You either die a hero or live long enough to see yourself become the "establishment" — at least, that's the way it seems based on Bernie Sanders comments as of late. Accusing any non-supporters of being part of the "establishment" has become such a common line for his campaign that even longtime friends and political allies, including California Sen. Barbara Boxer, have sort of had enough. In an interview with Joe Scarborough on MSNBC's Morning Joe on Wednesday, Boxer called foul on Sanders' penchant for over-using the "establishment" label.

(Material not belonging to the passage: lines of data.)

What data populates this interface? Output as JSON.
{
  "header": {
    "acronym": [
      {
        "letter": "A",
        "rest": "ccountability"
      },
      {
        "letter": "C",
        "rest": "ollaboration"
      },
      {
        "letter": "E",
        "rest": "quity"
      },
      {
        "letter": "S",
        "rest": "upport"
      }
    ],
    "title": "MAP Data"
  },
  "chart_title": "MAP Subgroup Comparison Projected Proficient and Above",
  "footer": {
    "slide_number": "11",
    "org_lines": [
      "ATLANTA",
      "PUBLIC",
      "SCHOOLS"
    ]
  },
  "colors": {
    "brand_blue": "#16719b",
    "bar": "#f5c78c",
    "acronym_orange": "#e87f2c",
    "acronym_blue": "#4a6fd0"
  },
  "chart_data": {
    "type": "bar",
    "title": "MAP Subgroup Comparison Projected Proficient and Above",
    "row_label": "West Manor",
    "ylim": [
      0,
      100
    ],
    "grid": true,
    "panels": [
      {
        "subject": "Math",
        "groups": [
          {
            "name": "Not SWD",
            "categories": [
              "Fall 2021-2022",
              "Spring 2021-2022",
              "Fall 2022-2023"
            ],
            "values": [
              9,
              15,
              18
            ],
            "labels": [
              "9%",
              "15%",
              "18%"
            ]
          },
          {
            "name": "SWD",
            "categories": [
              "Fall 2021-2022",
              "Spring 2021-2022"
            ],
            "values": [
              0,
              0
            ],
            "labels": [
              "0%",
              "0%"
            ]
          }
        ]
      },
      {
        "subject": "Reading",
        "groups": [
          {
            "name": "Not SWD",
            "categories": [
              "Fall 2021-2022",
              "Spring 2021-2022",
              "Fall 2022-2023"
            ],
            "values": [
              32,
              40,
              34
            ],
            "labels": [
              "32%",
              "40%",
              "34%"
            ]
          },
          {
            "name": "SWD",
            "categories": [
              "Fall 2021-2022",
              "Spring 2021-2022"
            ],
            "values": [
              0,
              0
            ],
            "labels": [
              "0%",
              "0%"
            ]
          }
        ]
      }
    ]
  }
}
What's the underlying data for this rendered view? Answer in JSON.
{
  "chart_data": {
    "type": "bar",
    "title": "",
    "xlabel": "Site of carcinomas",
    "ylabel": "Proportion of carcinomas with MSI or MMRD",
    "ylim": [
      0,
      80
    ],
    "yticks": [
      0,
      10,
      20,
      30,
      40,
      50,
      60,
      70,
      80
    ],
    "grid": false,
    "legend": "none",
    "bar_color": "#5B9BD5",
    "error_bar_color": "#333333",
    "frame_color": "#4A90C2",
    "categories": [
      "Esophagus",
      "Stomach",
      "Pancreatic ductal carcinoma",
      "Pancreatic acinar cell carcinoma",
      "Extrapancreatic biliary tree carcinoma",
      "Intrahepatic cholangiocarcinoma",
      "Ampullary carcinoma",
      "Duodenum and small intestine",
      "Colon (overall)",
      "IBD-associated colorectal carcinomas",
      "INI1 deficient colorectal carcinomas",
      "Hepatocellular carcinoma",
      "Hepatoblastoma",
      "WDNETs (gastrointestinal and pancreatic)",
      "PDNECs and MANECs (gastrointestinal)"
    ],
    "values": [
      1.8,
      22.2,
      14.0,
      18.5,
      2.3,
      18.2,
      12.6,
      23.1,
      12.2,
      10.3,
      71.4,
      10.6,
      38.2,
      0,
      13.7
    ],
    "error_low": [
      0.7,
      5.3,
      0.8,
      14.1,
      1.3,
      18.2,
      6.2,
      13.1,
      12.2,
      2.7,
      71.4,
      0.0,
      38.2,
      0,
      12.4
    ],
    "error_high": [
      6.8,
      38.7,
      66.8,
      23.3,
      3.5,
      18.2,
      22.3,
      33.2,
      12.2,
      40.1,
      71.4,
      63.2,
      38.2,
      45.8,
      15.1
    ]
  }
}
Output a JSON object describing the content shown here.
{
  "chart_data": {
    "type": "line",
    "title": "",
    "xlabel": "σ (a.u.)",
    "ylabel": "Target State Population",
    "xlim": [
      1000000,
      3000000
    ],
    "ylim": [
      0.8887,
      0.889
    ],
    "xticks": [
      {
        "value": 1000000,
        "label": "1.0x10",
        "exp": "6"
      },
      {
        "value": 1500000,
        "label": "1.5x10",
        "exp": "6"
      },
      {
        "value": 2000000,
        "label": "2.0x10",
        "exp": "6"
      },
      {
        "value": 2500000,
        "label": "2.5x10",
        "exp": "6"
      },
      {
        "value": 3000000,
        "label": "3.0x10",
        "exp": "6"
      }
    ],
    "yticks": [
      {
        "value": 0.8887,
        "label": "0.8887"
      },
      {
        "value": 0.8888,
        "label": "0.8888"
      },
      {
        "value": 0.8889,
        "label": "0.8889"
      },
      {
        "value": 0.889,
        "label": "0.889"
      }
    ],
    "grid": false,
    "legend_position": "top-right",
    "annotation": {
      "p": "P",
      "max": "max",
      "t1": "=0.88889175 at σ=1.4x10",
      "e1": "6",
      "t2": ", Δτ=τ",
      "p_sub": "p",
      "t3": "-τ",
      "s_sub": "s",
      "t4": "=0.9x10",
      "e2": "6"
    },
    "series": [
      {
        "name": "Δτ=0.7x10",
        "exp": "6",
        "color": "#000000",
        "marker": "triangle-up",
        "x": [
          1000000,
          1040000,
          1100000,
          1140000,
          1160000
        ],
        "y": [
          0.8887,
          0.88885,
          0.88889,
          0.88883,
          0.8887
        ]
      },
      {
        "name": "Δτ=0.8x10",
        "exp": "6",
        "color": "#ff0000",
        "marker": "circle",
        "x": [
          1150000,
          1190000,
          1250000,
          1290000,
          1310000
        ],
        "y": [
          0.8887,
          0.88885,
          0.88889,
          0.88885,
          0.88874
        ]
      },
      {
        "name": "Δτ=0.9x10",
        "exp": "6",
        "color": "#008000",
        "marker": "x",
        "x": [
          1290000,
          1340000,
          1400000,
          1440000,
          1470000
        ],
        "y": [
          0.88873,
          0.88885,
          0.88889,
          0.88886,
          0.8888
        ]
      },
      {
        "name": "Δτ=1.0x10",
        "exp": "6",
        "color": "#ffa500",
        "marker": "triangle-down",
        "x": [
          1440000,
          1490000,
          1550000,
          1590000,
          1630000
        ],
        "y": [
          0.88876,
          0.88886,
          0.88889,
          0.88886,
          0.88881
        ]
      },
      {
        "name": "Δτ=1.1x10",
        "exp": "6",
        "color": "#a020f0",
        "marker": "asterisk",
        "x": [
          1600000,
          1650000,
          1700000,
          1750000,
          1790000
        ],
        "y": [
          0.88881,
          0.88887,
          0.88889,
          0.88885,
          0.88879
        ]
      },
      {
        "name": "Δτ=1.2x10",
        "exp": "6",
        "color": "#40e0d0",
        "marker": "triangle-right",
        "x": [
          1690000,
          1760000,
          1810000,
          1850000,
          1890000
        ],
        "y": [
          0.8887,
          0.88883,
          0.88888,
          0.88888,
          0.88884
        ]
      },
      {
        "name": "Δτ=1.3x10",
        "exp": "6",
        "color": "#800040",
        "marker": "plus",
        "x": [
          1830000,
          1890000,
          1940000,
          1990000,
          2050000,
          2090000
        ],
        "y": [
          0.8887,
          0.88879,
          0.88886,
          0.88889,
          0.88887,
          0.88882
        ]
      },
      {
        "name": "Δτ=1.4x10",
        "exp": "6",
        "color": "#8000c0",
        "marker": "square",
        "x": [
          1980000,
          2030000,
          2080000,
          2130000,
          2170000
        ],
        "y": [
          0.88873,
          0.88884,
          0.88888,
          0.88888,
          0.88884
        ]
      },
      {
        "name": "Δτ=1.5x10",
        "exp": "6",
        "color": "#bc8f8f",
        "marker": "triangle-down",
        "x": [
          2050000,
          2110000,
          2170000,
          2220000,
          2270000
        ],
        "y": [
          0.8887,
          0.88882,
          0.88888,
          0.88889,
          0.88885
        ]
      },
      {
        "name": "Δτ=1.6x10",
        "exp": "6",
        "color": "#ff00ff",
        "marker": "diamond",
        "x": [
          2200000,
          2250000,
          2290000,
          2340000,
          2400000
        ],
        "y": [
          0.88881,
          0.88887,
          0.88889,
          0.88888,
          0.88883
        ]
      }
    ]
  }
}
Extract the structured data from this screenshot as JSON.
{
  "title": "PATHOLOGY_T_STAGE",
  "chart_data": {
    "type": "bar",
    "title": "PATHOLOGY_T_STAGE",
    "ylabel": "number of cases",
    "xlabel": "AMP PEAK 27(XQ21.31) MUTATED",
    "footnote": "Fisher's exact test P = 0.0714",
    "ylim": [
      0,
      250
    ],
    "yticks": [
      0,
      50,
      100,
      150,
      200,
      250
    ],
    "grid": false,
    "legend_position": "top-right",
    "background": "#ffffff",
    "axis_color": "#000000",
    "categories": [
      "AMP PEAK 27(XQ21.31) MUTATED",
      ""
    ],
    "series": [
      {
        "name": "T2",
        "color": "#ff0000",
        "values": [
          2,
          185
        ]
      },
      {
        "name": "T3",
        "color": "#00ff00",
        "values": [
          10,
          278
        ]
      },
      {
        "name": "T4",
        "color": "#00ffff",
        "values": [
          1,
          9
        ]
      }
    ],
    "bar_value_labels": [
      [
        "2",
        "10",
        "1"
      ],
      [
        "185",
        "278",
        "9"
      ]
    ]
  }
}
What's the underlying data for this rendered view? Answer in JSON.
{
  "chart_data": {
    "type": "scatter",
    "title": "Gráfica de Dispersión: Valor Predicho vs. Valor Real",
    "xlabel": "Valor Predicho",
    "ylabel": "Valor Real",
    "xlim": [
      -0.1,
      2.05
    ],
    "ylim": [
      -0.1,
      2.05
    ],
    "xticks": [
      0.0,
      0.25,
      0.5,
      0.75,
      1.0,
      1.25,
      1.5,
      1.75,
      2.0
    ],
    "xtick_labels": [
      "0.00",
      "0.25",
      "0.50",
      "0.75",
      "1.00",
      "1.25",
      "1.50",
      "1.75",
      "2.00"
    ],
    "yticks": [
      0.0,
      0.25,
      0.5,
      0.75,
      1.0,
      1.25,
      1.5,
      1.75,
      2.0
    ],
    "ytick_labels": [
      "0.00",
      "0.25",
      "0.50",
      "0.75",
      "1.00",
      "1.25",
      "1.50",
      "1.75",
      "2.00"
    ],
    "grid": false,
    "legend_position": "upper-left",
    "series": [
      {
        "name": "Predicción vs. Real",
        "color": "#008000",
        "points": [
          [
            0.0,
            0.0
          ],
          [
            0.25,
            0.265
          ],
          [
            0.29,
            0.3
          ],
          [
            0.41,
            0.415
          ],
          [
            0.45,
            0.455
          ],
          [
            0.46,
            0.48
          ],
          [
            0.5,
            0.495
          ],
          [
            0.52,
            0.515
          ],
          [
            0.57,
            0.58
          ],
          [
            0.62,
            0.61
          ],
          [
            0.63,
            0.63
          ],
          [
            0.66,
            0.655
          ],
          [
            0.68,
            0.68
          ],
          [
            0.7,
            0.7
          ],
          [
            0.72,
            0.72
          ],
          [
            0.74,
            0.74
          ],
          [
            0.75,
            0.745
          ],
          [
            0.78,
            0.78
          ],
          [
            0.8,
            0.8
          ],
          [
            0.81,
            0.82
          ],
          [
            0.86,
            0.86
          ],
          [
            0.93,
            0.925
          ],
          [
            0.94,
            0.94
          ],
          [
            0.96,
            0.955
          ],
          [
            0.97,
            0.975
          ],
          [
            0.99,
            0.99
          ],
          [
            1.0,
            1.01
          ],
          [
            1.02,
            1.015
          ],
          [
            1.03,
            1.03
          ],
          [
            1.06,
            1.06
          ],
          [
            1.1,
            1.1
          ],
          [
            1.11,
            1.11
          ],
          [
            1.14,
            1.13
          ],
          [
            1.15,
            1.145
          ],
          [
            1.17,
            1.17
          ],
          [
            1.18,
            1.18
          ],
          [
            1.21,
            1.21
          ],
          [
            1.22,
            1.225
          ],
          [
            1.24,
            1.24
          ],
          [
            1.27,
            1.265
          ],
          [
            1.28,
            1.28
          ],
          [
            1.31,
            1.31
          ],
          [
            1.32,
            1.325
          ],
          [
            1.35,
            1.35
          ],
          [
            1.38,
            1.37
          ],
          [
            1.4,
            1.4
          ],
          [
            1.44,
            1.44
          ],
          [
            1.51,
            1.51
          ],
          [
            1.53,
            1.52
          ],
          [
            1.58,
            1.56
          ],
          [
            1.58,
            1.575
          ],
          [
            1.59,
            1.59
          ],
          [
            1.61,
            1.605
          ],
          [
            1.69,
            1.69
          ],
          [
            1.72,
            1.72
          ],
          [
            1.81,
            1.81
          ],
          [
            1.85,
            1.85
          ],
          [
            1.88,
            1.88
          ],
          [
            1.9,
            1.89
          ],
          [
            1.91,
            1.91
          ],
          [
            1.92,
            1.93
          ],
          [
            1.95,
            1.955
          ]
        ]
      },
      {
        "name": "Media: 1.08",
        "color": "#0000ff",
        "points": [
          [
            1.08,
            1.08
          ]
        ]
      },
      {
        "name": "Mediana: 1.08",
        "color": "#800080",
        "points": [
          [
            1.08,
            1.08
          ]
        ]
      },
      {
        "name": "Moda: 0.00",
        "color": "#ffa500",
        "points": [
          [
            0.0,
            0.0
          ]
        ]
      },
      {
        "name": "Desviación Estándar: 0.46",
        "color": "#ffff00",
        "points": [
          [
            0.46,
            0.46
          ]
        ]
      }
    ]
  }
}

Boxer drew attention to the fact that Sanders has a habit of dismissing progressive organizations and politicians that happen to be supporting his opponent, former Secretary of State Hillary Clinton, as parts of the "establishment." Most recently it was used towards California Gov. Jerry Brown, who had recently endorsed Clinton. Of Brown's endorsement, the Vermont senator said to The Sacramento Bee, "It's not surprising to me that, you know, we will have the Democratic establishment supporting Hillary Clinton." Boxer called Sanders out for brushing off of Brown as part of the "establishment," saying:
For Bernie to say that Jerry Brown is establishment is kind of the biggest joke of the day. ... Just because you are supporting Hillary doesn't mean you are, quote, the establishment. It means you are progressive and you want to see her [as president]. She is so qualified for this post. She is just what we need. I love Bernie, he's my friend for a long time. But you can't just diss everybody who supports Hillary Clinton.
Gov. Brown is one in the long list of those Sanders considers "establishment." In January, Sanders implied to MSNBC's Rachel Maddow that Planned Parenthood, Human Rights Campaign, and NARAL Pro-Choice America were also under the "establishment" umbrella — while also saying he would've loved to have had their endorsements. It made me wonder whether the criteria for being a part of the "establishment" — a word with generally negative political connotations that's awful hard to refute if you're not familiar with individual politicians, their platforms, and their work — has anything to do with being a progressive, or if it really boils down to whether you side with Sanders or not.
I believe Sanders has consistently made fair and valid points about the dangers of money and power in politics, but the efficacy of his arguments is eroded by how carelessly he and his campaign throw around the term "establishment." If everyone becomes the establishment — from life-long civil servants to advocacy groups — it becomes significantly harder to determine what the real threats and the real solutions are. Meanwhile, there are arguments that the label itself is sort of arbitrary — and that it could easily include the Vermont senator who had held on to his seats in Congress for decades.
As Phillip Bump wrote for The Washington Post, people like Sanders (and Sen. Ted Cruz — Rest In Pieces) who loudly rage against the machine of the "establishment" are sort of kidding themselves by drawing a line in the sand between their moral high-ground and other politicians:
The "establishment" is not a single ideological mass; it is the building that houses the bumper cars. Just because you're ramming your car against another part of the establishment doesn't mean you're not establishment, too.
Likewise, there are arguments to be made that Sanders — a politician who has held on to his seat for decades is as much of a career-politician, insider as anyone else.
If everyone becomes the "establishment," it becomes significantly harder to envision a future where we're all collaborating with one another to determine what the real threats and the real solutions are to reach the lofty progressive goals. Due to how freely and indiscriminately Sanders tosses around the "establishment" label, it feels more and more like there's no room in the #Revolution for those who disagree on the exact means of reaching a very similar end.